Aku menduga hanya petani dengan uang berlebih
yang bisa bertahan di tengah kemarau dengan kondisi tanah seperti itu. Menurut
keterangan kawan, ladang yang sedang digarap Pak Masropin adalah milik saudara
yang disewanya sekitar 2 juta dalam setahun. Selain harus mengeluarkan biaya
sewa, Pak Masropin juga harus mengeluarkan uang untuk Bahan Bakar Minyak dan
mesian Genset yang berguna untuk mengangkat air dari waduk ke lahan garapannya.
Sementara petani lain yang beruntung memilik tanah di situ tapi tidak memiliki
mesin hanya mengandalkan ember untuk menyirami tanaman.

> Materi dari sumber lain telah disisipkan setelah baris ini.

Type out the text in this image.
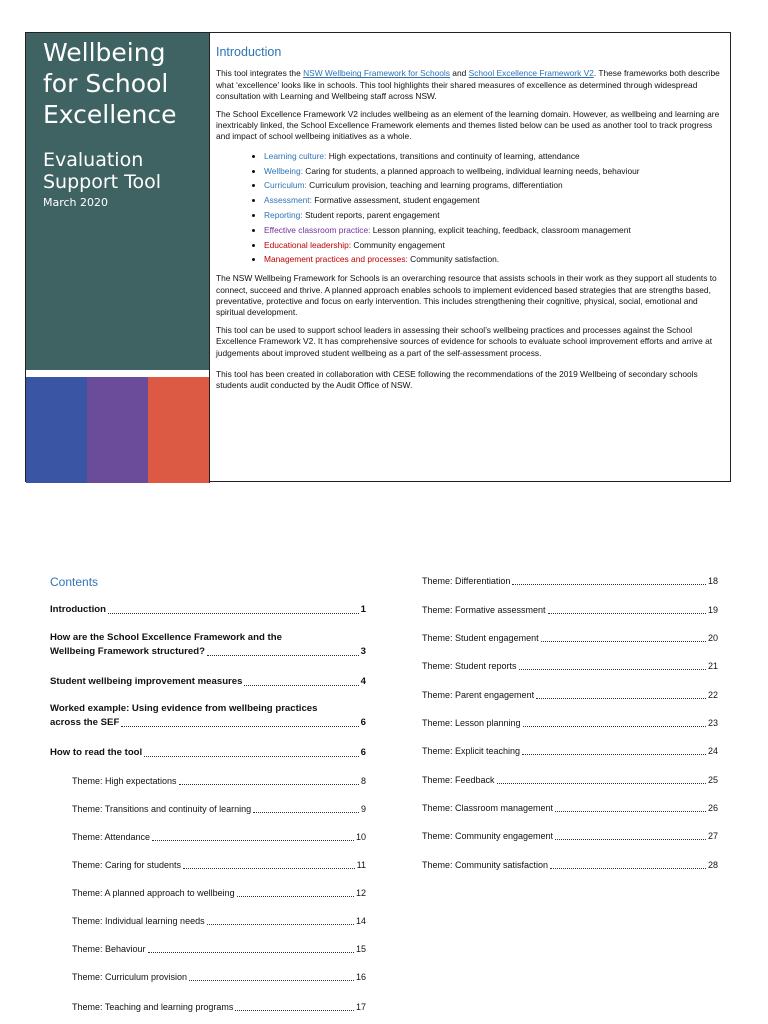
Wellbeing for School Excellence
Evaluation Support Tool
March 2020
Introduction

This tool integrates the NSW Wellbeing Framework for Schools and School Excellence Framework V2. These frameworks both describe what ‘excellence’ looks like in schools. This tool highlights their shared measures of excellence as determined through widespread consultation with Learning and Wellbeing staff across NSW.

The School Excellence Framework V2 includes wellbeing as an element of the learning domain. However, as wellbeing and learning are inextricably linked, the School Excellence Framework elements and themes listed below can be used as another tool to track progress and impact of school wellbeing initiatives as a whole.

• Learning culture: High expectations, transitions and continuity of learning, attendance
• Wellbeing: Caring for students, a planned approach to wellbeing, individual learning needs, behaviour
• Curriculum: Curriculum provision, teaching and learning programs, differentiation
• Assessment: Formative assessment, student engagement
• Reporting: Student reports, parent engagement
• Effective classroom practice: Lesson planning, explicit teaching, feedback, classroom management
• Educational leadership: Community engagement
• Management practices and processes: Community satisfaction.

The NSW Wellbeing Framework for Schools is an overarching resource that assists schools in their work as they support all students to connect, succeed and thrive. A planned approach enables schools to implement evidenced based strategies that are strengths based, preventative, protective and focus on early intervention. This includes strengthening their cognitive, physical, social, emotional and spiritual development.

This tool can be used to support school leaders in assessing their school’s wellbeing practices and processes against the School Excellence Framework V2. It has comprehensive sources of evidence for schools to evaluate school improvement efforts and arrive at judgements about improved student wellbeing as a part of the self-assessment process.

This tool has been created in collaboration with CESE following the recommendations of the 2019 Wellbeing of secondary schools students audit conducted by the Audit Office of NSW.

Contents
Introduction	1
How are the School Excellence Framework and the
Wellbeing Framework structured?	3
Student wellbeing improvement measures	4
Worked example: Using evidence from wellbeing practices
across the SEF	6
How to read the tool	6
Theme: High expectations	8
Theme: Transitions and continuity of learning	9
Theme: Attendance	10
Theme: Caring for students	11
Theme: A planned approach to wellbeing	12
Theme: Individual learning needs	14
Theme: Behaviour	15
Theme: Curriculum provision	16
Theme: Teaching and learning programs	17
Theme: Differentiation	18
Theme: Formative assessment	19
Theme: Student engagement	20
Theme: Student reports	21
Theme: Parent engagement	22
Theme: Lesson planning	23
Theme: Explicit teaching	24
Theme: Feedback	25
Theme: Classroom management	26
Theme: Community engagement	27
Theme: Community satisfaction	28
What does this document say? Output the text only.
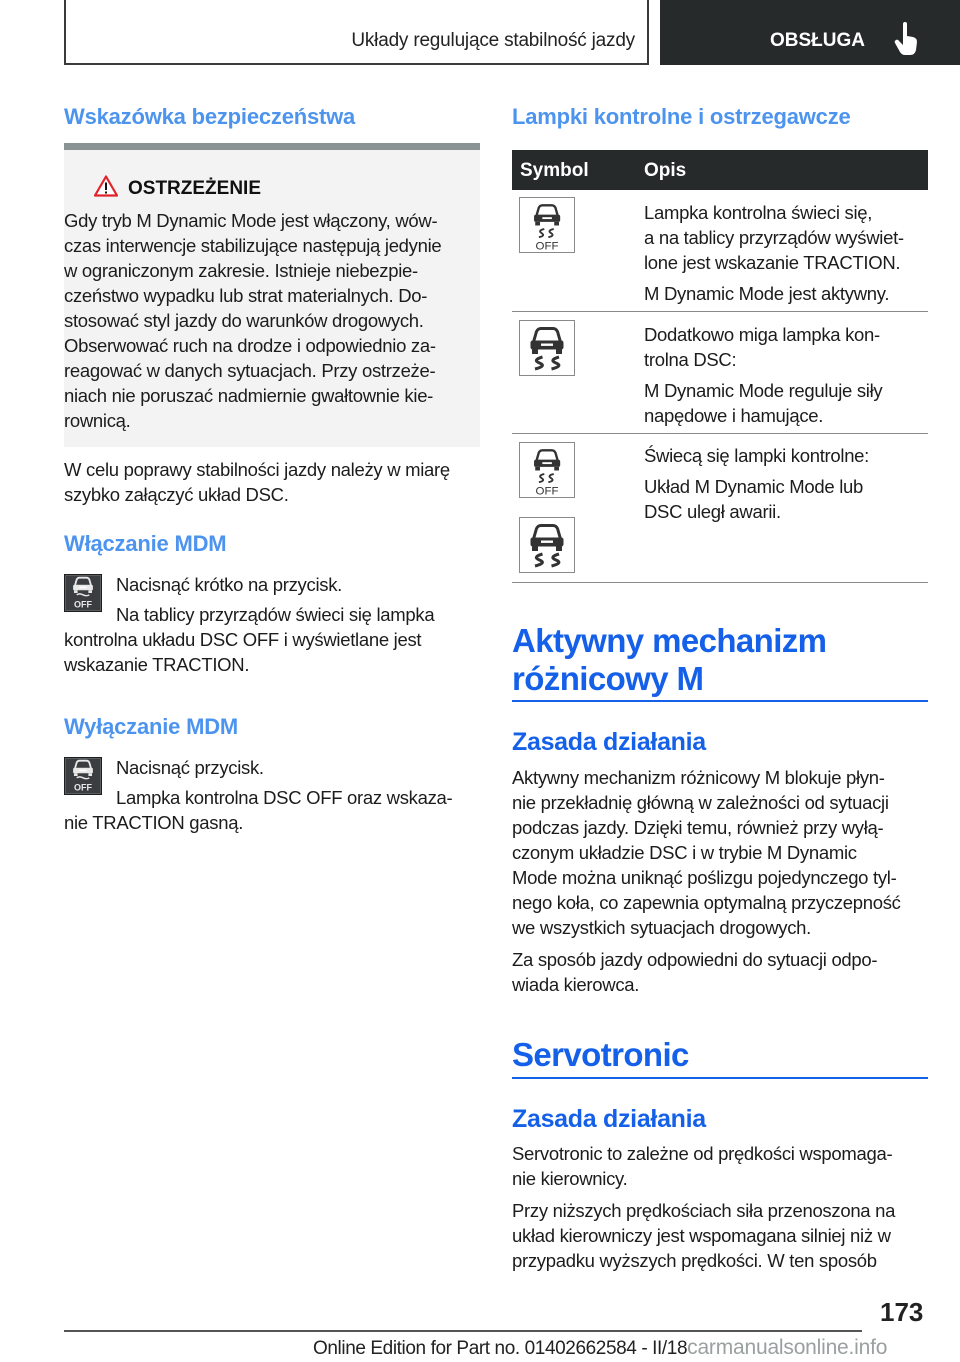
Układy regulujące stabilność jazdy	OBSŁUGA
Wskazówka bezpieczeństwa
OSTRZEŻENIE
Gdy tryb M Dynamic Mode jest włączony, wów-
czas interwencje stabilizujące następują jedynie
w ograniczonym zakresie. Istnieje niebezpie-
czeństwo wypadku lub strat materialnych. Do-
stosować styl jazdy do warunków drogowych.
Obserwować ruch na drodze i odpowiednio za-
reagować w danych sytuacjach. Przy ostrzeże-
niach nie poruszać nadmiernie gwałtownie kie-
rownicą.
W celu poprawy stabilności jazdy należy w miarę
szybko załączyć układ DSC.
Włączanie MDM
OFF
Nacisnąć krótko na przycisk.
Na tablicy przyrządów świeci się lampka
kontrolna układu DSC OFF i wyświetlane jest
wskazanie TRACTION.
Wyłączanie MDM
OFF
Nacisnąć przycisk.
Lampka kontrolna DSC OFF oraz wskaza-
nie TRACTION gasną.
Lampki kontrolne i ostrzegawcze
Symbol	Opis
OFF
Lampka kontrolna świeci się,
a na tablicy przyrządów wyświet-
lone jest wskazanie TRACTION.
M Dynamic Mode jest aktywny.
Dodatkowo miga lampka kon-
trolna DSC:
M Dynamic Mode reguluje siły
napędowe i hamujące.
OFF
Świecą się lampki kontrolne:
Układ M Dynamic Mode lub
DSC uległ awarii.
Aktywny mechanizm
różnicowy M
Zasada działania
Aktywny mechanizm różnicowy M blokuje płyn-
nie przekładnię główną w zależności od sytuacji
podczas jazdy. Dzięki temu, również przy wyłą-
czonym układzie DSC i w trybie M Dynamic
Mode można uniknąć poślizgu pojedynczego tyl-
nego koła, co zapewnia optymalną przyczepność
we wszystkich sytuacjach drogowych.
Za sposób jazdy odpowiedni do sytuacji odpo-
wiada kierowca.
Servotronic
Zasada działania
Servotronic to zależne od prędkości wspomaga-
nie kierownicy.
Przy niższych prędkościach siła przenoszona na
układ kierowniczy jest wspomagana silniej niż w
przypadku wyższych prędkości. W ten sposób
173
Online Edition for Part no. 01402662584 - II/18carmanualsonline.info
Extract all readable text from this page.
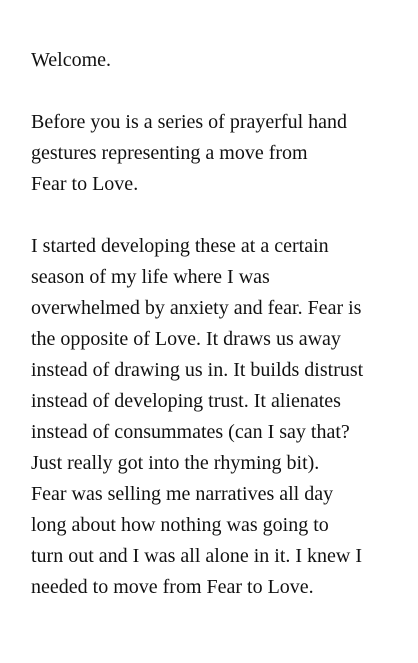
Welcome.

Before you is a series of prayerful hand
gestures representing a move from
Fear to Love.

I started developing these at a certain
season of my life where I was
overwhelmed by anxiety and fear. Fear is
the opposite of Love. It draws us away
instead of drawing us in. It builds distrust
instead of developing trust. It alienates
instead of consummates (can I say that?
Just really got into the rhyming bit).
Fear was selling me narratives all day
long about how nothing was going to
turn out and I was all alone in it. I knew I
needed to move from Fear to Love.
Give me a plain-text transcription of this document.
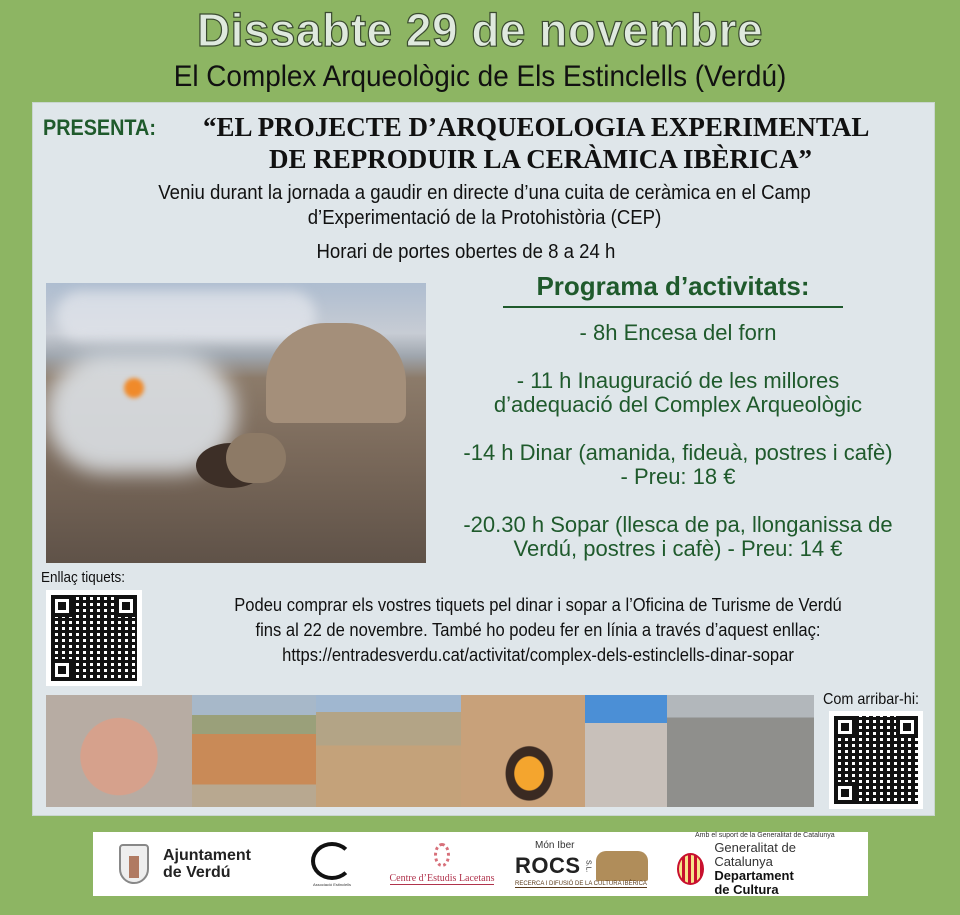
Dissabte 29 de novembre
El Complex Arqueològic de Els Estinclells (Verdú)
PRESENTA: “EL PROJECTE D’ARQUEOLOGIA EXPERIMENTAL
DE REPRODUIR LA CERÀMICA IBÈRICA”
Veniu durant la jornada a gaudir en directe d’una cuita de ceràmica en el Camp
d’Experimentació de la Protohistòria (CEP)
Horari de portes obertes de 8 a 24 h
Programa d’activitats:
- 8h Encesa del forn
- 11 h Inauguració de les millores
d’adequació del Complex Arqueològic
-14 h Dinar (amanida, fideuà, postres i cafè)
- Preu: 18 €
-20.30 h Sopar (llesca de pa, llonganissa de
Verdú, postres i cafè) - Preu: 14 €
Enllaç tiquets:
Podeu comprar els vostres tiquets pel dinar i sopar a l’Oficina de Turisme de Verdú
fins al 22 de novembre. També ho podeu fer en línia a través d’aquest enllaç:
https://entradesverdu.cat/activitat/complex-dels-estinclells-dinar-sopar
Com arribar-hi:
Ajuntament
de Verdú
Associació Estinclells	Centre d’Estudis Lacetans
Món Iber
ROCS S.L.
RECERCA I DIFUSIÓ DE LA CULTURA IBÈRICA
Amb el suport de la Generalitat de Catalunya
Generalitat de Catalunya
Departament
de Cultura
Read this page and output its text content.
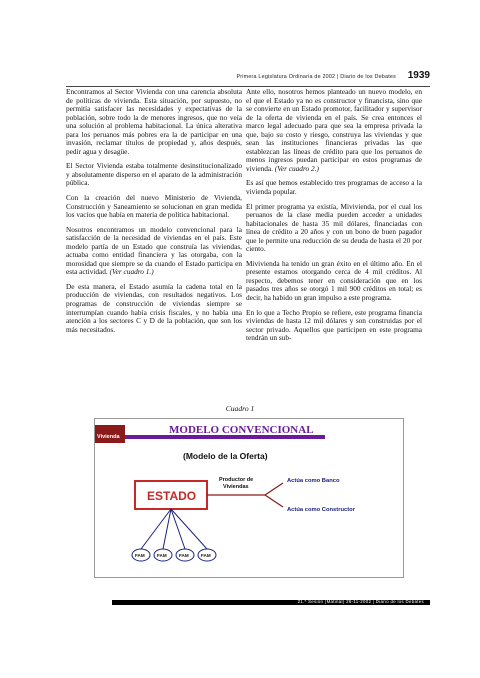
Primera Legislatura Ordinaria de 2002 | Diario de los Debates 1939

Encontramos al Sector Vivienda con una carencia absoluta de políticas de vivienda. Esta situación, por supuesto, no permitía satisfacer las necesidades y expectativas de la población, sobre todo la de menores ingresos, que no veía una solución al problema habitacional. La única alterativa para los peruanos más pobres era la de participar en una invasión, reclamar títulos de propiedad y, años después, pedir agua y desagüe.

El Sector Vivienda estaba totalmente desinstitucionalizado y absolutamente disperso en el aparato de la administración pública.

Con la creación del nuevo Ministerio de Vivienda, Construcción y Saneamiento se solucionan en gran medida los vacíos que había en materia de política habitacional.

Nosotros encontramos un modelo convencional para la satisfacción de la necesidad de viviendas en el país. Este modelo partía de un Estado que construía las viviendas, actuaba como entidad financiera y las otorgaba, con la morosidad que siempre se da cuando el Estado participa en esta actividad. (Ver cuadro 1.)

De esta manera, el Estado asumía la cadena total en la producción de viviendas, con resultados negativos. Los programas de construcción de viviendas siempre se interrumpían cuando había crisis fiscales, y no había una atención a los sectores C y D de la población, que son los más necesitados.

Ante ello, nosotros hemos planteado un nuevo modelo, en el que el Estado ya no es constructor y financista, sino que se convierte en un Estado promotor, facilitador y supervisor de la oferta de vivienda en el país. Se crea entonces el marco legal adecuado para que sea la empresa privada la que, bajo su costo y riesgo, construya las viviendas y que sean las instituciones financieras privadas las que establezcan las líneas de crédito para que los peruanos de menos ingresos puedan participar en estos programas de vivienda. (Ver cuadro 2.)

Es así que hemos establecido tres programas de acceso a la vivienda popular.

El primer programa ya existía, Mivivienda, por el cual los peruanos de la clase media pueden acceder a unidades habitacionales de hasta 35 mil dólares, financiadas con línea de crédito a 20 años y con un bono de buen pagador que le permite una reducción de su deuda de hasta el 20 por ciento.

Mivivienda ha tenido un gran éxito en el último año. En el presente estamos otorgando cerca de 4 mil créditos. Al respecto, debemos tener en consideración que en los pasados tres años se otorgó 1 mil 900 créditos en total; es decir, ha habido un gran impulso a este programa.

En lo que a Techo Propio se refiere, este programa financia viviendas de hasta 12 mil dólares y son construidas por el sector privado. Aquellos que participen en este programa tendrán un sub-

Cuadro 1
Vivienda
MODELO CONVENCIONAL
(Modelo de la Oferta)
ESTADO
Productor de Viviendas
Actúa como Banco
Actúa como Constructor
FAM	FAM	FAM	FAM
21.ª Sesión (Matinal) 28-11-2002 | Diario de los Debates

Lak (waduk) berada di area ladang dan sawah warga |
Jika bagi petani Lak itu adalah harapan terakhir mempertahankan aktifitas
bertaninya, maka bagi para remaja Lak
itu merupakan ruang rekreasi alam. Walau tidak ada penataan khusus seperti di Waduk
Sermo, Kulonprogo, remaja di desa tampak menikmati kehadiran oase di tengah
sulitnya air di desa itu. Seperti pagi itu. Selain kami, Lak ramai dikunjungi remaja tanggung yang bergerombol dan tentu
saja lengkap dengan kamera di telepon pintar yang setiap menit mereka arahkan
ke diri mereka. Mengabadikan kebersamaan yang sepertinya akan segera berakhir.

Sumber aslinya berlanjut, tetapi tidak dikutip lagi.